Q13 of 21 · BDD / Cucumber
What are the most common BDD anti-patterns and how do you fix them?
Short answer
Short answer: The most damaging anti-patterns are: UI-coupled steps, scenario obsession (too many scenarios), feature file siloing, developer-written scenarios with no business input, and the testing pyramid violation of using BDD for unit-level concerns.
Detail
1. UI-coupled scenarios — expose implementation, not behaviour:
# BAD — describes the UI, not the behaviour
When the user clicks the button with id "submit-btn" and waits 2 seconds
Then the div with class "success-toast" is visible
# GOOD — describes the business outcome
When the user submits the registration form
Then a confirmation message is displayed
Fix: write in business language. The UI is the implementation detail.
2. Scenario bloat — one scenario trying to test everything:
# BAD — 15 When steps, tests 5 different things
When the user logs in
And the user navigates to profile
And the user updates their name
And the user updates their email
...
Fix: one behaviour per scenario. Multiple Whens in a row are a smell.
3. No business involvement: Developers write all scenarios in isolation.
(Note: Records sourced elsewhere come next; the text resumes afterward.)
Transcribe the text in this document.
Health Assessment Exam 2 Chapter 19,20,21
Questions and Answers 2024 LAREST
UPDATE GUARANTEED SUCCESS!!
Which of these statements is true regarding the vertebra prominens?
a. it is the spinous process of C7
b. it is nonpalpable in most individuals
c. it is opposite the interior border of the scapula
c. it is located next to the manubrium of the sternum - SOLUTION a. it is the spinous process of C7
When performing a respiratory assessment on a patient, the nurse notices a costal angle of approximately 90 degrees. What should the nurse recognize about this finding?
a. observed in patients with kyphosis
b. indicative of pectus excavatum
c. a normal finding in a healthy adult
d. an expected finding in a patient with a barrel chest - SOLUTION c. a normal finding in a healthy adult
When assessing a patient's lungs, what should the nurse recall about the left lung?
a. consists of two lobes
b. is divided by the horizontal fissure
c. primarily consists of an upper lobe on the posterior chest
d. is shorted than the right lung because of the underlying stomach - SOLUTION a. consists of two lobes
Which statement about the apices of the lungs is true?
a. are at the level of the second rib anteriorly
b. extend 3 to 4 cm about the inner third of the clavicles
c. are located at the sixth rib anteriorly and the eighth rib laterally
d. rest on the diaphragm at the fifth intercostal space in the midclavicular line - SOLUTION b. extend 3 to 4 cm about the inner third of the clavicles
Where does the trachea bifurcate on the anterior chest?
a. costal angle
Fix: Example Mapping sessions, regular review of feature files with POs.
4. Abusing Background:
Background:
Given a database is configured # too generic — always true
And the browser is open # infrastructure, not business context
Fix: Background should contain meaningful business preconditions, not infrastructure setup.
5. Using BDD for technical tests:
# BAD — a unit test in Gherkin clothing
Scenario: UserService.createUser() returns DTO
Fix: Use JUnit/Jest for unit tests. BDD is for user-facing behaviour.
6. Combinatorial explosion via Scenario Outline: A single Outline with 50 rows of Examples creates 50 test cases that all test the same logic with trivially different data. Fix: boundary analysis — 3-5 representative cases, not exhaustive enumeration.